“My work relies on bringing together existing observations on animals to answer macro-evolutionary questions. My workflow revolves around finding, processing, and depositing data.”
A useful tool to structure the search for existing data and to record the process for reproducibility is the PRISMA statement. Their guidelines help to keep a record of the process and document all decisions. The main places I search for data are through Google tools (search, scholar, books, data). While alternatives exist (e.g. Pubmed instead of Google Scholar, Ecosia or DuckDuckGo instead of Google Search), I have found the algorithms of Google to be more effective (e.g. Google Scholar has a broader definition of what can be considered a scientific article, also including theses and other forms of reports) (for my search stragey see here).
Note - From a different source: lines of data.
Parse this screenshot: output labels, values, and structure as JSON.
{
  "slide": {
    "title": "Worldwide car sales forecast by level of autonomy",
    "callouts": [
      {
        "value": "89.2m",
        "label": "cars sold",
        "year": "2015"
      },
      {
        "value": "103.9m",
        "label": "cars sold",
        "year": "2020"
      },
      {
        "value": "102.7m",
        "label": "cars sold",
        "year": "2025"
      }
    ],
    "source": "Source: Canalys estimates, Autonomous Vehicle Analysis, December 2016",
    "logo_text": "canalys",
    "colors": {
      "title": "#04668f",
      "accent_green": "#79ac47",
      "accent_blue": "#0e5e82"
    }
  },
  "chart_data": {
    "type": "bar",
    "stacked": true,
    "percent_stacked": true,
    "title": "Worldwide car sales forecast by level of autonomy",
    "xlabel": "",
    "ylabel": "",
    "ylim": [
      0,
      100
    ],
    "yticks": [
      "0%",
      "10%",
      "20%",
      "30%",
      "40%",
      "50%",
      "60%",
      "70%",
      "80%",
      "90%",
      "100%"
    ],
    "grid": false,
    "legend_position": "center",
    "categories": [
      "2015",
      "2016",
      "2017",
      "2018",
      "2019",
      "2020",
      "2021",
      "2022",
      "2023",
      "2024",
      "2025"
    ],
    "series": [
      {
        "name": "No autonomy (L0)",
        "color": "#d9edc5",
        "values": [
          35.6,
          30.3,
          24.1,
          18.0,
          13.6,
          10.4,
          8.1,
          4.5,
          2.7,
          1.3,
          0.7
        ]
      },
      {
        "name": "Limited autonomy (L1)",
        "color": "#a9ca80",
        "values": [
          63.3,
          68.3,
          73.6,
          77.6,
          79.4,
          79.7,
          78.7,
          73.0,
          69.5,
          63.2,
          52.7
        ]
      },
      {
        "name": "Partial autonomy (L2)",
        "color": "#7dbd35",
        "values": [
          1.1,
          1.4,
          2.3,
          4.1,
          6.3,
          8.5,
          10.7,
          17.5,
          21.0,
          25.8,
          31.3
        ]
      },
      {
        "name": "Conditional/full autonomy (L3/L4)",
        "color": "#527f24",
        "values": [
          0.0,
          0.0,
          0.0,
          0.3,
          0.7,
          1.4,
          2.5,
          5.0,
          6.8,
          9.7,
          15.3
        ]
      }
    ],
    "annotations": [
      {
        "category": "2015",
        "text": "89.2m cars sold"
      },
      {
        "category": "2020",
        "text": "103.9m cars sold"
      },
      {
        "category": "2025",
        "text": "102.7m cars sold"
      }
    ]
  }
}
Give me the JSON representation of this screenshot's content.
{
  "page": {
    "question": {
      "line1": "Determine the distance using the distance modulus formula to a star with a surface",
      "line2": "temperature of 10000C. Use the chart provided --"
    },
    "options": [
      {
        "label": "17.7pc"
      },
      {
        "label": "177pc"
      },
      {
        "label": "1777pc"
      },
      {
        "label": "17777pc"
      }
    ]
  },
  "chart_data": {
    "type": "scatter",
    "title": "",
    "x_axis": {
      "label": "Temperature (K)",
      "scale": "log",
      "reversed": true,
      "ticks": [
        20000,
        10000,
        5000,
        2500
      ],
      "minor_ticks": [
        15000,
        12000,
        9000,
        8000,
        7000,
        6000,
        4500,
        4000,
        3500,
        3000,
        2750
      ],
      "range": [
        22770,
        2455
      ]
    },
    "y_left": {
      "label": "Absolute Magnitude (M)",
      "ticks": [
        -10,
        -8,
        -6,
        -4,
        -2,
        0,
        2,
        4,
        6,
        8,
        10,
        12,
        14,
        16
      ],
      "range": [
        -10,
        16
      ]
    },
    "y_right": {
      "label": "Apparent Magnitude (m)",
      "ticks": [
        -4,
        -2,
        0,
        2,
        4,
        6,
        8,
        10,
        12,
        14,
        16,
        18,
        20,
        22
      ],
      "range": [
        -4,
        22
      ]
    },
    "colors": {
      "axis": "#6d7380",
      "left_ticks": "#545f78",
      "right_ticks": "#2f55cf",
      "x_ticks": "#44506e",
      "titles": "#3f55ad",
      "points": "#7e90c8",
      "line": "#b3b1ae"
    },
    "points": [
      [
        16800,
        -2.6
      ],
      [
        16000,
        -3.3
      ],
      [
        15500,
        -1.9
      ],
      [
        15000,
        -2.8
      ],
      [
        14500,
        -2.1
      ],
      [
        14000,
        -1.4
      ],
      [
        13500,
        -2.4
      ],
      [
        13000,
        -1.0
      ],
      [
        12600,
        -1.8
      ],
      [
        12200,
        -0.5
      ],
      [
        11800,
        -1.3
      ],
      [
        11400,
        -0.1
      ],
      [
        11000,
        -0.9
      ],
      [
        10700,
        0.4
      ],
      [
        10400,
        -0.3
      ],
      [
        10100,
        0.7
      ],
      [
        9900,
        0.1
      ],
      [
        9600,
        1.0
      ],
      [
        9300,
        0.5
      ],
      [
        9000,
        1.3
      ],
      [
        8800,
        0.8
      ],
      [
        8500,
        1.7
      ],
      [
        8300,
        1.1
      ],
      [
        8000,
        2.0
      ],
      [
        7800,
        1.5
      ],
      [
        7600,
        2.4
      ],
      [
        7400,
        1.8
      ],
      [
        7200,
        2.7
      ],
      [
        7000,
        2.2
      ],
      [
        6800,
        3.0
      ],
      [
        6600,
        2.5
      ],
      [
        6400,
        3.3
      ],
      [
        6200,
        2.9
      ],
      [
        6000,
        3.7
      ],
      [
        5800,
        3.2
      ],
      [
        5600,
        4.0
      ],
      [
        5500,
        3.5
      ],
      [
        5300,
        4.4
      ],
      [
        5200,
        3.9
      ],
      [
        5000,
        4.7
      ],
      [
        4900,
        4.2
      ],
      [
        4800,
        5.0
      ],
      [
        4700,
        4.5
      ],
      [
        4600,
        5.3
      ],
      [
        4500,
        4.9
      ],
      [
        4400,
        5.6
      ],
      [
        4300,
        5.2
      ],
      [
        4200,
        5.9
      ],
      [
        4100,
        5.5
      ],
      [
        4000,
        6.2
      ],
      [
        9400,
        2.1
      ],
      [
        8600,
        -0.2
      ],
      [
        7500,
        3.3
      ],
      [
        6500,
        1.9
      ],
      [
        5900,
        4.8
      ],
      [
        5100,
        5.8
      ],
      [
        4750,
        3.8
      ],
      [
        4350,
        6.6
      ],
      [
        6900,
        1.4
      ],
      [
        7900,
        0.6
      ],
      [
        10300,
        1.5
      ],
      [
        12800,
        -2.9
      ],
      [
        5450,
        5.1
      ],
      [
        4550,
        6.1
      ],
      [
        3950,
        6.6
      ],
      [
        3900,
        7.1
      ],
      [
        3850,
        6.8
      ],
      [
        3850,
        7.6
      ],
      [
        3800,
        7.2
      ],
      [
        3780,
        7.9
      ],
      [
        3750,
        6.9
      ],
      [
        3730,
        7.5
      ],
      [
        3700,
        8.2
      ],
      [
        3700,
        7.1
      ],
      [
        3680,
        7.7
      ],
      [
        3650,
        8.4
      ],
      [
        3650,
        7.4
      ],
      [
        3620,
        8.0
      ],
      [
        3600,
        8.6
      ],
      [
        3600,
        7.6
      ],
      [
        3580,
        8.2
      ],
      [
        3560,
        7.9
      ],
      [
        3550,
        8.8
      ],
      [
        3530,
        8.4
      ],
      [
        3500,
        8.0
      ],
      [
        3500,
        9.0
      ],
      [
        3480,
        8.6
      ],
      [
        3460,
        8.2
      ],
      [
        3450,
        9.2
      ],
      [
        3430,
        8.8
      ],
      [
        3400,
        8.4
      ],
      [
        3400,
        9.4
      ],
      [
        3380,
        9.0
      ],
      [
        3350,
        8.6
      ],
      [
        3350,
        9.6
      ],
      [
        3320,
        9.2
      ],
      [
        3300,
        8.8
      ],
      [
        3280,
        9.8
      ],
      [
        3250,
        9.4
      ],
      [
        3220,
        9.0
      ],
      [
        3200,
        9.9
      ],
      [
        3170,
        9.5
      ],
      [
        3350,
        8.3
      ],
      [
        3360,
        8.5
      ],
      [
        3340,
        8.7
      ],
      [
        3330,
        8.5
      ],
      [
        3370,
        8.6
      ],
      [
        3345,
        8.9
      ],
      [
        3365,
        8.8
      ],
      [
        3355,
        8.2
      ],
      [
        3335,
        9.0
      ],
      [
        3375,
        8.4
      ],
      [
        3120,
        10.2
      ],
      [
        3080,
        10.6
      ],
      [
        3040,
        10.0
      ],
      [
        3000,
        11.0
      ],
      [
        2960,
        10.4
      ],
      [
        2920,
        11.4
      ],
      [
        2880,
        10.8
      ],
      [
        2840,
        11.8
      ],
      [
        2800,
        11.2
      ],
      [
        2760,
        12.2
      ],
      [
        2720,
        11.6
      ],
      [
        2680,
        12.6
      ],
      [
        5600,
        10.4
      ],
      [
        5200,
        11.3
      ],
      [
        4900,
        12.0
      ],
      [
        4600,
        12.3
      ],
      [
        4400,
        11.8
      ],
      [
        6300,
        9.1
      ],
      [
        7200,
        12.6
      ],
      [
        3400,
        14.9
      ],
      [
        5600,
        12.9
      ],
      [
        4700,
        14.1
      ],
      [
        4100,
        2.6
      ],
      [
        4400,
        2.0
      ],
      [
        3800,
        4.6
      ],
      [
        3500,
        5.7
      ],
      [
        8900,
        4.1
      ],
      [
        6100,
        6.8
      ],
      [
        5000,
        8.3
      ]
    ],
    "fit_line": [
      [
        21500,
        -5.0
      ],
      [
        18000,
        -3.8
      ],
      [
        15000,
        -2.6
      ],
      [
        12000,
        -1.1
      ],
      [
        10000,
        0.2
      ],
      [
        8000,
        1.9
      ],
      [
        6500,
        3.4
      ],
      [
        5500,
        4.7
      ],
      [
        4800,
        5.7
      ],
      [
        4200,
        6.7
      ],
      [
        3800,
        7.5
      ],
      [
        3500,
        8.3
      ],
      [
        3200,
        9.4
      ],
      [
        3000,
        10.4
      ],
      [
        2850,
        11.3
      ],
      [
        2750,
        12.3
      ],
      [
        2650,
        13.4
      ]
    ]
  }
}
Since more and more data are now being deposited in databases, there are now tools to search these directly (see here for a list of these in ecology/evolution) or can be access directly through R using ropensci packages.
The best format is to store data as plain text, so they can be opened across different systems and softwares (for advice see here). Data should be organised in tables, with clear headers and avoiding duplication. Files can be stored on owncloud or OSF, or for larger collaborative projects Google Sheets is a helpful alternative. I perform all data manipulation in R.
The main consideration for data deposition is re-usability. I try to arrange my data to meet theFAIR principles(findable, accessible, interpretable, reusable). To achieve this, I use a tool developed by NCEAS called Morpho: this forces me to systematically add meta-data, describing how the data were collected and explicitly describing each variable. Using their format ensures that my data can be found using keywords or geographic searches. I deposit my data on the Knowledge Network for Biodiversity. I prefer this over the Max Planck repository Edmond or the European repository Zenodo since these do not have the same metadata facilities and do not (yet) seem linked to broader search engines (such as DataOne or Google Data).